Last write wins (based on timestamp or ID) — simple but loses data
Merge the values somehow ("Alice Smith-Jones"?)
Record the conflict for later resolution (shopping cart approach)
Prompt the user to resolve

Warning

Multi-leader replication adds significant complexity. Avoid it unless you have a strong use case (multi-datacenter, offline clients, collaborative editing).

Leaderless Replication

Some databases abandon the leader concept entirely. Any replica can accept writes. Dynamo-style databases (Cassandra, Riak, Voldemort) work this way.

Quorums

With n replicas, writes must be confirmed by w nodes, and reads must query r nodes.

As long as w + r > n, you're guaranteed that at least one node has the latest data.

Quorum Configuration

PLAINTEXT

n = 3 replicas
w = 2 (write to at least 2)
r = 2 (read from at least 2)
 
Write: Send to all 3, succeed when 2 confirm
Read: Query all 3, use the most recent value
 
Since w + r = 4 > 3, reads and writes overlap → we see latest data

Handling Stale Data

When you read from r nodes, you might get different values. Two repair mechanisms:

Read repair: When reading detects a stale value, write the newer value back to the stale replica.

Anti-entropy: Background process that compares replicas and copies missing data.

Sloppy Quorums

If required nodes are unavailable, a sloppy quorum lets you use other nodes temporarily. When original nodes recover, data is hinted handoff to them.

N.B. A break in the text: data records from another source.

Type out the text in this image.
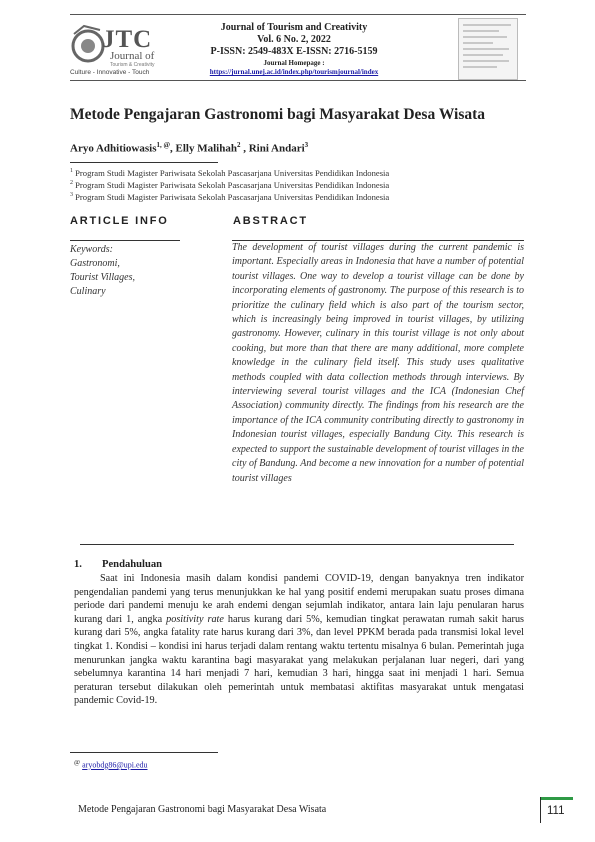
JTC
Journal of
Tourism & Creativity
Culture - Innovative - Touch
Journal of Tourism and Creativity
Vol. 6 No. 2, 2022
P-ISSN: 2549-483X E-ISSN: 2716-5159
Journal Homepage :
https://jurnal.unej.ac.id/index.php/tourismjournal/index
Metode Pengajaran Gastronomi bagi Masyarakat Desa Wisata
Aryo Adhitiowasis$^{1, @}$, Elly Malihah$^2$ , Rini Andari$^3$
$^1$ Program Studi Magister Pariwisata Sekolah Pascasarjana Universitas Pendidikan Indonesia
$^2$ Program Studi Magister Pariwisata Sekolah Pascasarjana Universitas Pendidikan Indonesia
$^3$ Program Studi Magister Pariwisata Sekolah Pascasarjana Universitas Pendidikan Indonesia
ARTICLE INFO	ABSTRACT
Keywords:
Gastronomi,
Tourist Villages,
Culinary
The development of tourist villages during the current pandemic is important. Especially areas in Indonesia that have a number of potential tourist villages. One way to develop a tourist village can be done by incorporating elements of gastronomy. The purpose of this research is to prioritize the culinary field which is also part of the tourism sector, which is increasingly being improved in tourist villages, by utilizing gastronomy. However, culinary in this tourist village is not only about cooking, but more than that there are many additional, more complete knowledge in the culinary field itself. This study uses qualitative methods coupled with data collection methods through interviews. By interviewing several tourist villages and the ICA (Indonesian Chef Association) community directly. The findings from his research are the importance of the ICA community contributing directly to gastronomy in Indonesian tourist villages, especially Bandung City. This research is expected to support the sustainable development of tourist villages in the city of Bandung. And become a new innovation for a number of potential tourist villages
1. Pendahuluan
Saat ini Indonesia masih dalam kondisi pandemi COVID-19, dengan banyaknya tren indikator pengendalian pandemi yang terus menunjukkan ke hal yang positif endemi merupakan suatu proses dimana periode dari pandemi menuju ke arah endemi dengan sejumlah indikator, antara lain laju penularan harus kurang dari 1, angka positivity rate harus kurang dari 5%, kemudian tingkat perawatan rumah sakit harus kurang dari 5%, angka fatality rate harus kurang dari 3%, dan level PPKM berada pada transmisi lokal level tingkat 1. Kondisi – kondisi ini harus terjadi dalam rentang waktu tertentu misalnya 6 bulan. Pemerintah juga menurunkan jangka waktu karantina bagi masyarakat yang melakukan perjalanan luar negeri, dari yang sebelumnya karantina 14 hari menjadi 7 hari, kemudian 3 hari, hingga saat ini menjadi 1 hari. Semua peraturan tersebut dilakukan oleh pemerintah untuk membatasi aktifitas masyarakat untuk mengatasi pandemic Covid-19.
@ aryobdg86@upi.edu
Metode Pengajaran Gastronomi bagi Masyarakat Desa Wisata	111
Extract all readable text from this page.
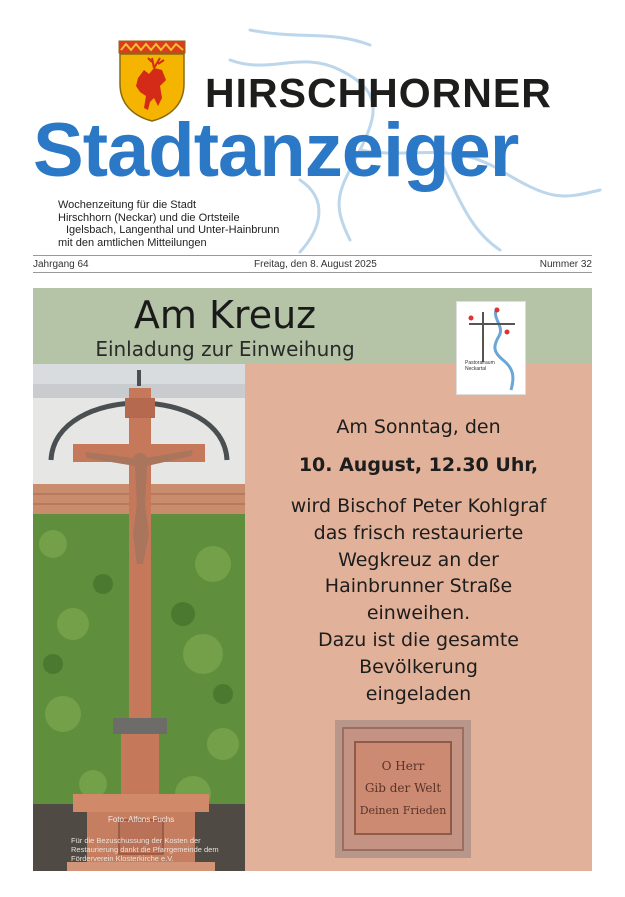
HIRSCHHORNER
Stadtanzeiger
Wochenzeitung für die Stadt
Hirschhorn (Neckar) und die Ortsteile
Igelsbach, Langenthal und Unter-Hainbrunn
mit den amtlichen Mitteilungen
Jahrgang 64	Freitag, den 8. August 2025	Nummer 32
Am Kreuz
Einladung zur Einweihung
Pastoralraum
Neckartal
Foto: Alfons Fuchs
Für die Bezuschussung der Kosten der Restaurierung dankt die Pfarrgemeinde dem Förderverein Klosterkirche e.V.
Am Sonntag, den
10. August, 12.30 Uhr,
wird Bischof Peter Kohlgraf
das frisch restaurierte
Wegkreuz an der
Hainbrunner Straße
einweihen.
Dazu ist die gesamte
Bevölkerung
eingeladen
O Herr
Gib der Welt
Deinen Frieden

This improves availability but means you might read stale data even with w + r > n.

Summary

Replication serves three main purposes:

Purpose	Approach
Reduce latency	Place replicas near users
Increase availability	Keep working if nodes fail
Increase read throughput	Serve reads from multiple replicas

The main replication architectures:

Architecture	Leaders	Complexity	Conflict Handling
Single-leader	1	Low	None (leader decides)
Multi-leader	2+	High	Required
Leaderless	0	Medium	Required

Note

Replication lag is inevitable with asynchronous replication. Design your application to handle temporary inconsistency, or pay the performance cost of synchronous replication.

Key concepts:

Synchronous vs asynchronous determines durability guarantees
Failover is hard; lost writes and split-brain are real risks
Replication lag causes read-your-writes, monotonic reads, and causality issues
Multi-leader and leaderless require conflict resolution
Quorums (w + r > n) provide probabilistic guarantees